While many Utah Valley University (UVU) students spent their spring break on vacation, visiting home, or hanging out with friends, eight students from the Phi Theta Kappa Honors (PTK) Society spent their time off in Mobia, Ghana to help build the community a school and conduct qualitative interviews with the locals.
Mobia is a remote farming village in the Ashanti region of Ghana. It has no running water or electricity and is accessible by “dancing roads” — rough dirt roadways that lead to the village. Stricken by generations of poverty, the village’s only economic recourse is farming.
UVU’s PTK Chapter, Alpha Sigma Theta, partnered with Empower Playgrounds — a non-governmental organization that helps create electricity-generating playground equipment for communities with low rural electrification rates — to help build the community a school.
“[In Ghana,] if your educational opportunities are poor — or nonexistent, in this case —then you’re faced with the perpetual problem of disadvantage,” said Darin Eckton, PTK faculty advisor and Student Leadership and Success department chair. “Farming remains in farming families, and they can't break that chain of poverty without educational opportunities.”
Prospects for upward mobility within the village are especially challenging given Ghana’s proximity to the equator, with darkness arriving earlier in the day.
“Ghana gets dark very early, and when these kids return from school — if they go at all — they come home, and they immediately engage in chores, typically in farming activities to help contribute to the family and earn money,” Eckton said. “And by the time they're done, it's dark. With no light, they cannot study. They cannot read. They cannot do homework.”
Dr. Eckton’s group comprises officers from Alpha Sigma Theta. The group’s humanitarian trip helped complete an institutional-level project required to achieve a five-star chapter status and build a local school while helping generate electricity for the community.
Additionally, the officers worked and lived among the people of Mobia, interviewing the residents to collect qualitative data on the villagers’ attitudes toward education. Sixty-five adults were interviewed over the week while several students aided with the school’s construction.
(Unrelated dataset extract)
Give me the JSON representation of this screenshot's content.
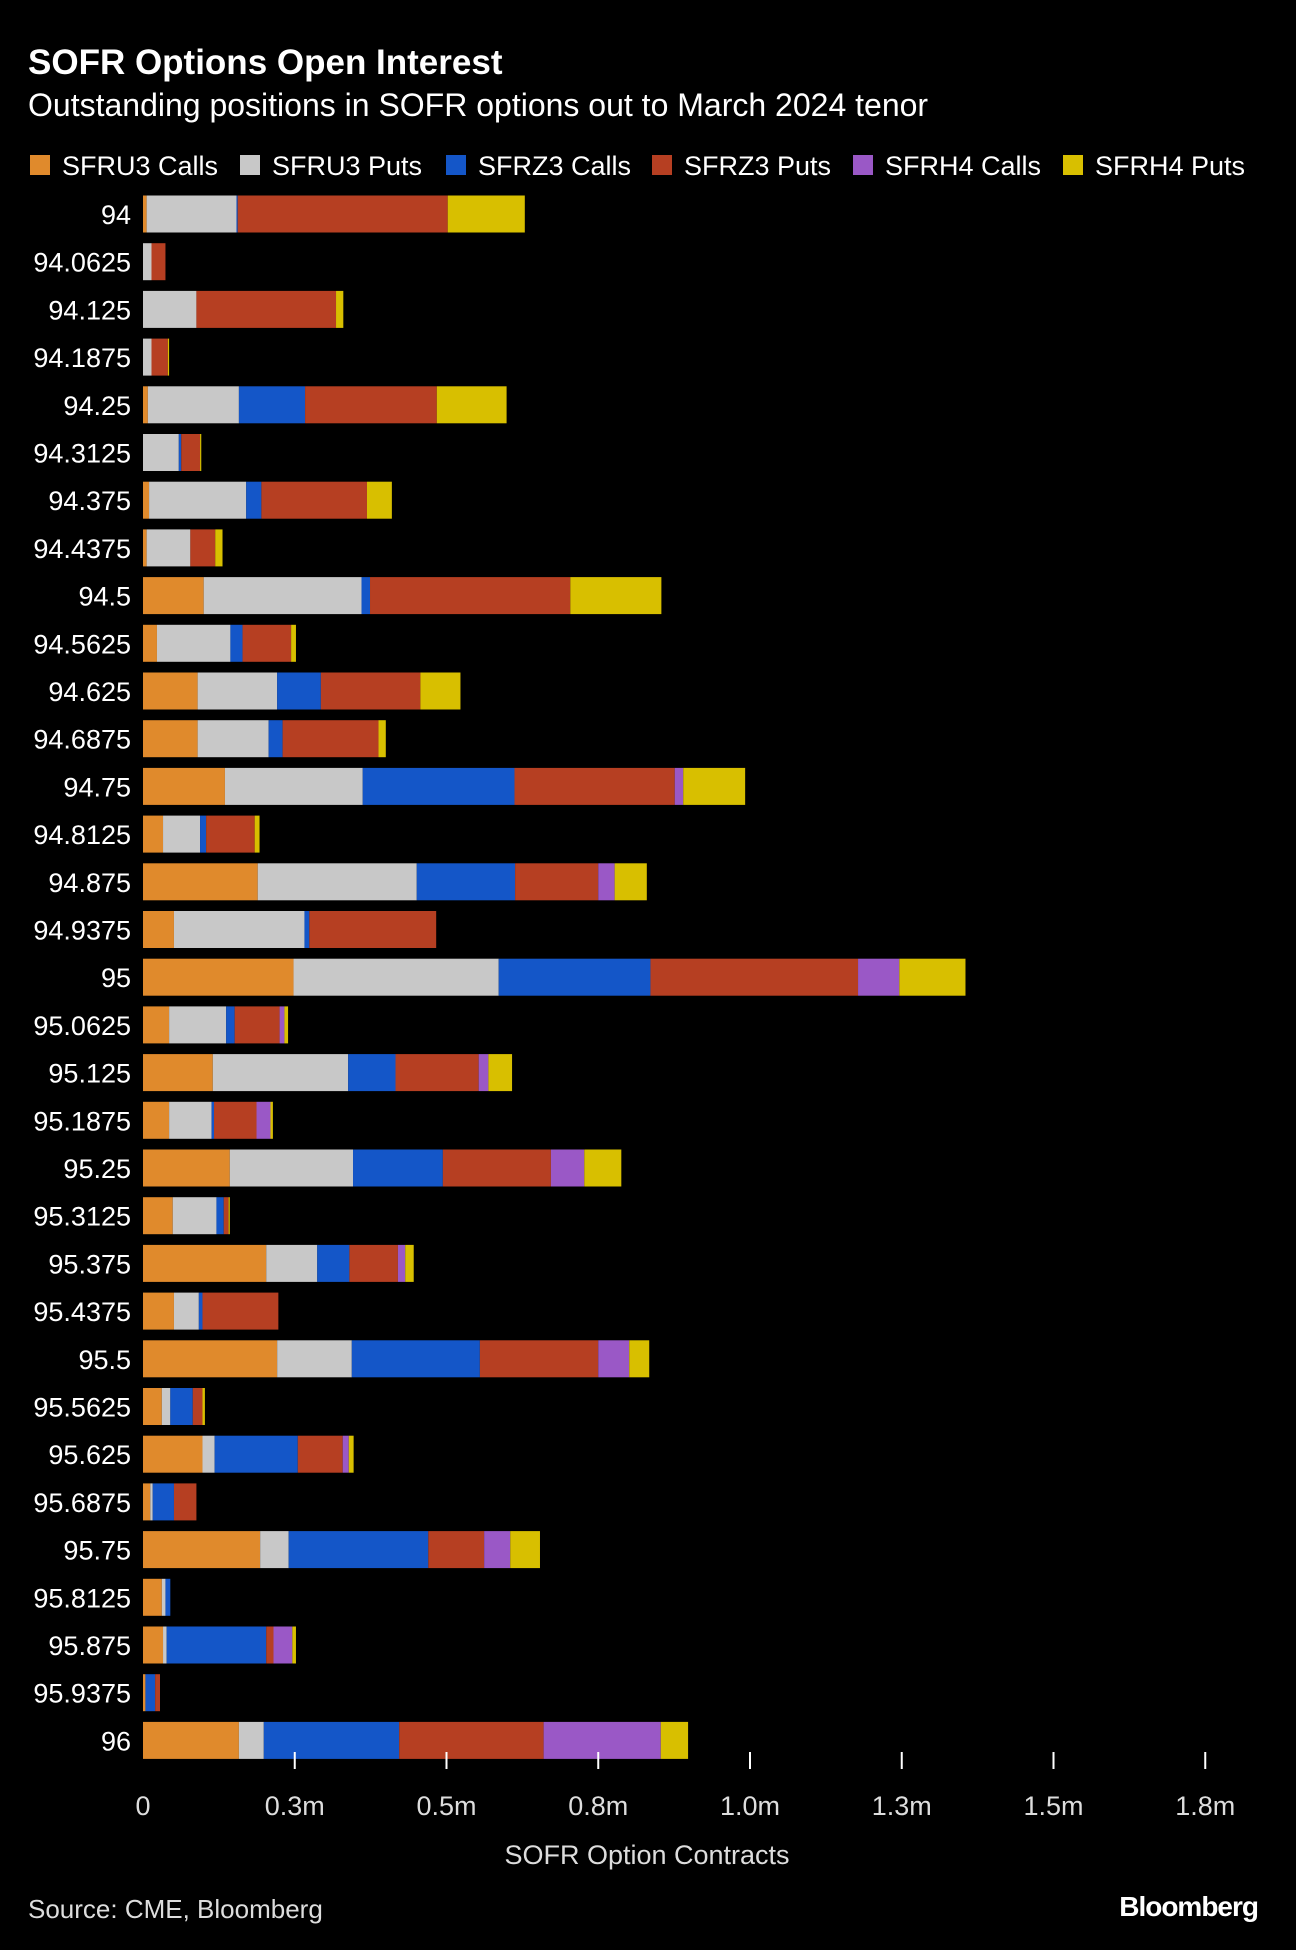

“I think sometimes it's possible when we're in a formal learning environment that we let the bookwork get in the way of learning,” Eckton said. “With engaged learning, these types of experiences, particularly an international experience like this, really create a foundation to expand perspectives on how we see the world. We expand and build on our perspectives to become more engaged global citizens.”
Students reported overwhelmingly positive experiences in Ghana, saying it gave them engaged learning opportunities and helped them open their eyes to the rest of the world. Deaf student and accounting major Julie Boekweg recalled such an eye-opening experience.
“I was very surprised that during our time in Mobia, someone came and said, ‘Hey, we have a deaf person here, and this child has no access to sign language because nobody in the community signs,’” Boekweg said. “It's a rural community, so nobody in the village signs. I could just see that even though he's lacking access to sign language, he's still very intelligent and engaged with people. I was amazed to see how quickly he picked up skills.
“I was really grateful that we went there and that someone thought to bring him to our attention,” she said. “He’s going to a deaf school in January. Without us coming, maybe that wouldn't have happened for him.”
“I think [engaged learning] makes your education more fun, and it makes you more excited about your classes,” math major Abigail Gutierrez said. “I feel like being involved in your discipline outside the classroom gives you meaning as a student.”